For the second year in a row, freshman students competed against each other with their social justice presentations.

In January, freshman students started a group project on something they thought needed awareness and needed to be talked about. They were told to do extensive research on their topic and that they would compete with their projects in the black box.

“ We thought it would be cool to incorporate a large project that gave the students some autonomy and some choice in what they do. With my class, we did one day a week for a long time, and then after spark week, I had a couple solid good weeks where they worked on it every single day. And then we had a final competition in the black box,” said English teacher Amy Alderson.

The idea of the project was teach students about topics that need to be more talked about. They encouraged students to pick a topic they could relate to.

“Choose what you’re passionate about and do that,” said freshman Jasmine Monda.

During the competition in the black box, the students would present their project to other students from the seven freshman English classes, and then the judges would decide a winner or winning group.

“It was just the freshmen because the teachers on the freshman team that did it,” Alderson said.

The winners were Arianna Knowles, Chloe Dones, Kayla Keaskowski and Amber Lehman for their presentation on mental health.

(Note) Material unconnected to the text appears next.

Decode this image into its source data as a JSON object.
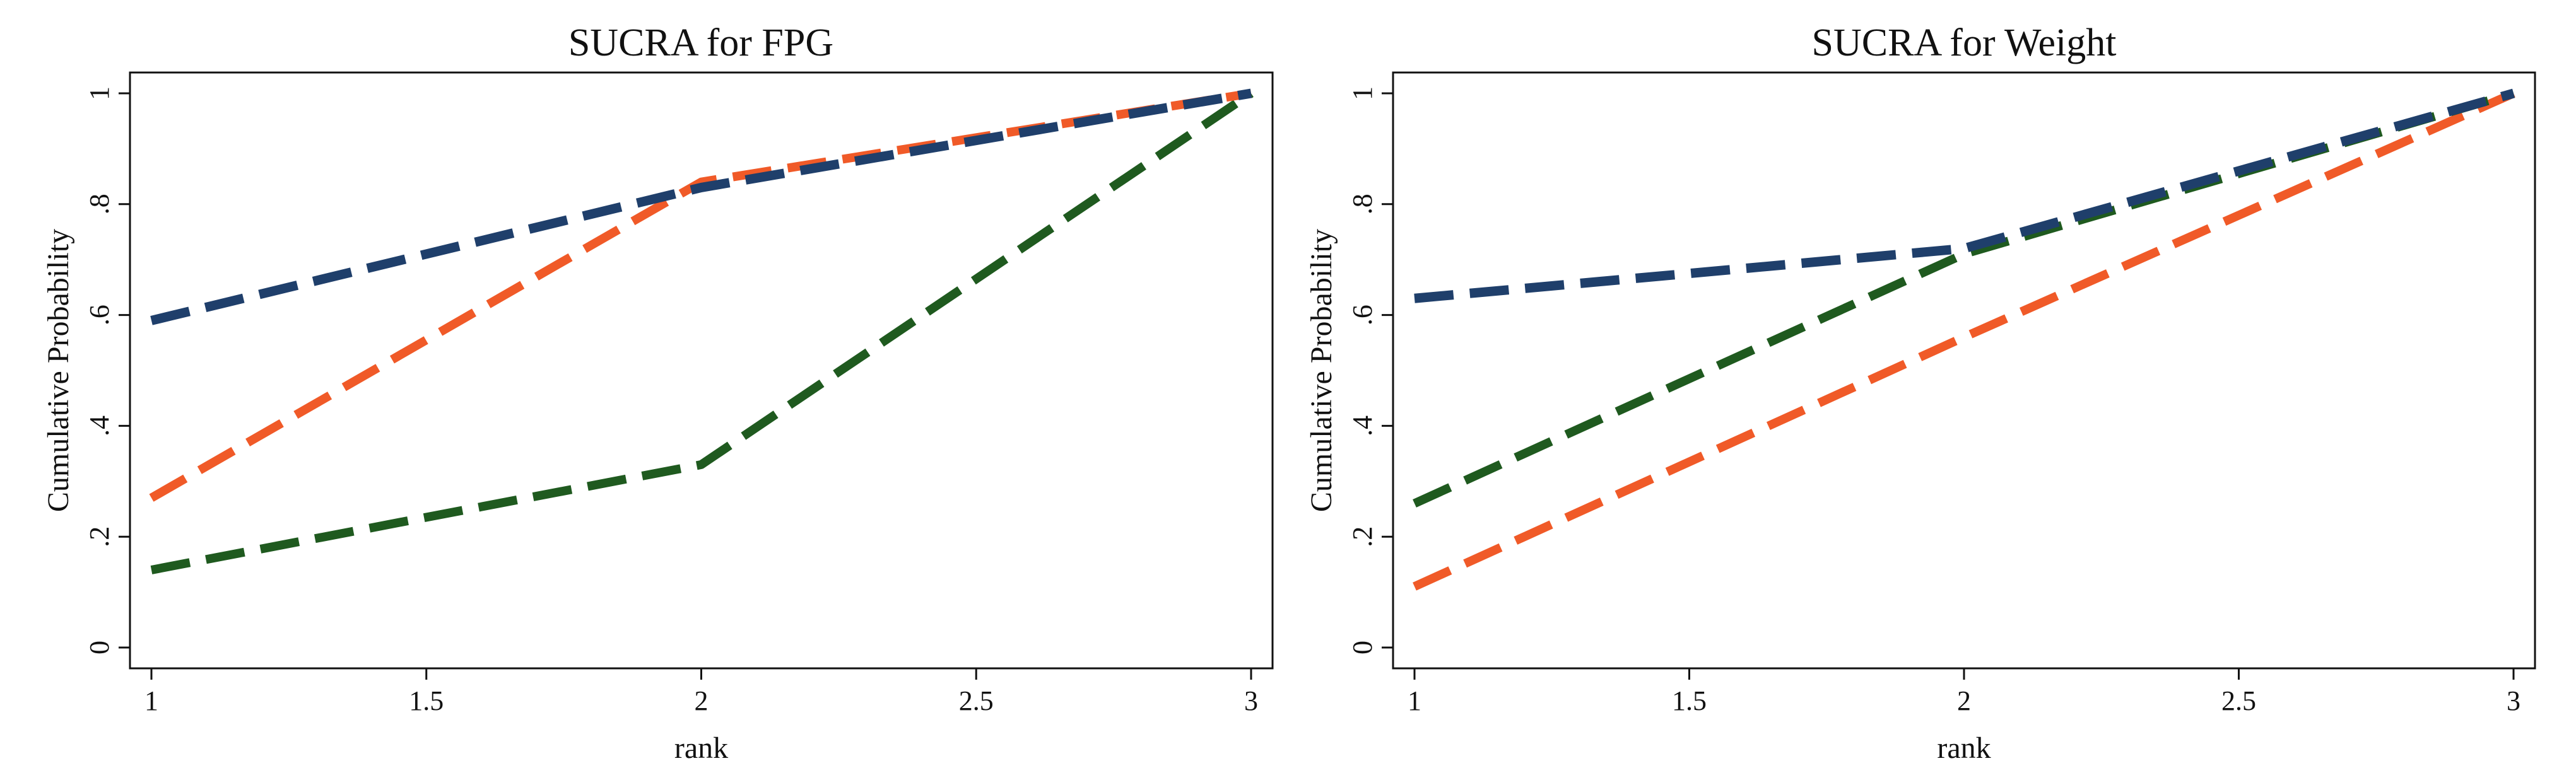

It was about struggles of having anxiety and ADHD.

“I chose mental health because I suffer from anxiety and a lot of my friends have depression and anxiety, so I had a lot of knowledge on it. A lot of people here don’t know about it and a lot of people get bullied because of it. Everytime I see people get bullied, it hurts me as well because it’s not their fault; they had no choice,” Lehman said.

Along with learning about topics, students also got to learn a lot about how to cite sources and how to present for something like this.

“It definitely taught me how to present better. My teacher gave me some tips on how to present myself, how to I should talk and stuff, and I think I’ll be able to talk a lot better,” Lehman said.

This project has also prepared them more for later in their high school career for things like History Fair.

“I do think that it will be less of a shock when they get to History Fair or some of the other big research things they have to do later on,” Alderson said.